Dismantling the Legal Myth of Shareholder Primacy: The Corporation as a Sustainable Market Actor
Shaping the Corporate Landscape Towards Corporate Reform and Enterprise Diversity, Eds. Boeger and Villiers, Hart Publishing (2018)
15 Pages Posted: 6 Feb 2017 Last revised: 25 Feb 2018
Date Written: February 6, 2017
The convergence of crises that we face as a global society, with its grand challenge of how to achieve social progress for all without destroying the very basis of our existence, emphasises the importance of discussing the role of the market actors. We cannot achieve environmental, social and economic sustainability of our societies without the contribution of the market actors (businesses, investors, consumers and the public sector in its many roles as market actor). With many difficult questions ahead, there is one thing we know for sure: the ‘business as usual’ path market actors in aggregate are on is not an option for sustainability; it is a very certain path towards a very uncertain future. A fundamental transition away from ‘business as usual’ and onto a sustainable path is necessary. Such a fundamental transition requires sustainable market actors.
The paper focuses on what this means for business and more specifically, for the dominant business form of the corporation. In a time where social entrepreneurship in various shapes and sizes receives much (and undoubtedly warranted) attention, whether and how the dominant business form of the corporation fits into a sustainable future also needs to be discussed. This can be rephrased as a question of how to achieve corporate sustainability.

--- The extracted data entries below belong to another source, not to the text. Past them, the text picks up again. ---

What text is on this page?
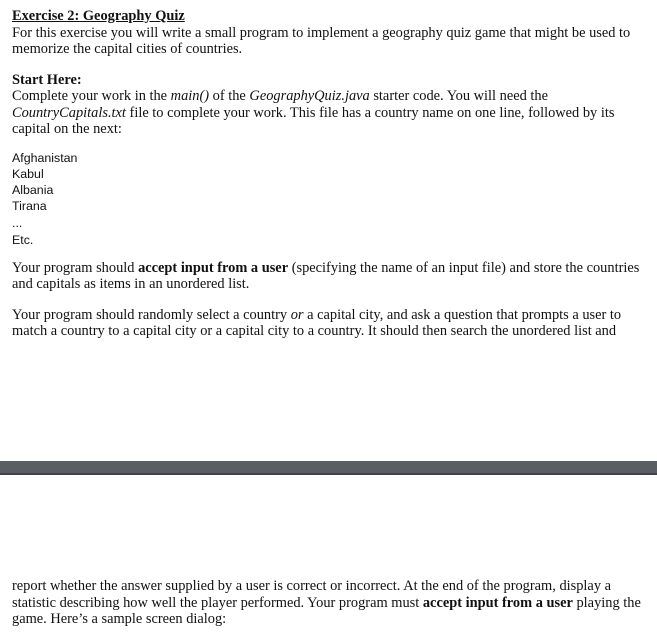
Exercise 2: Geography Quiz
For this exercise you will write a small program to implement a geography quiz game that might be used to memorize the capital cities of countries.

Start Here:
Complete your work in the main() of the GeographyQuiz.java starter code. You will need the CountryCapitals.txt file to complete your work. This file has a country name on one line, followed by its capital on the next:

Afghanistan
Kabul
Albania
Tirana
...
Etc.

Your program should accept input from a user (specifying the name of an input file) and store the countries and capitals as items in an unordered list.

Your program should randomly select a country or a capital city, and ask a question that prompts a user to match a country to a capital city or a capital city to a country. It should then search the unordered list and

report whether the answer supplied by a user is correct or incorrect. At the end of the program, display a statistic describing how well the player performed. Your program must accept input from a user playing the game. Here’s a sample screen dialog:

The paper begins by discussing the role of the corporation in the unsustainable ‘business as usual’, based on the results of the Sustainable Companies Project (Section II), which shows that the main barrier to corporate sustainability is the social norm of shareholder primacy. This norm has become so dominant that it has turned into a legal myth, and corporate sustainability requires a dismantling of this myth. Section III presents a summary of the tentative reform proposal with this aim, while Section IV concludes with reflections on the work that needs to be done, where the mitigation of the legal myth of shareholder primacy is placed in the broader context of the ongoing research project Sustainable Market Actors for Responsible Trade (SMART).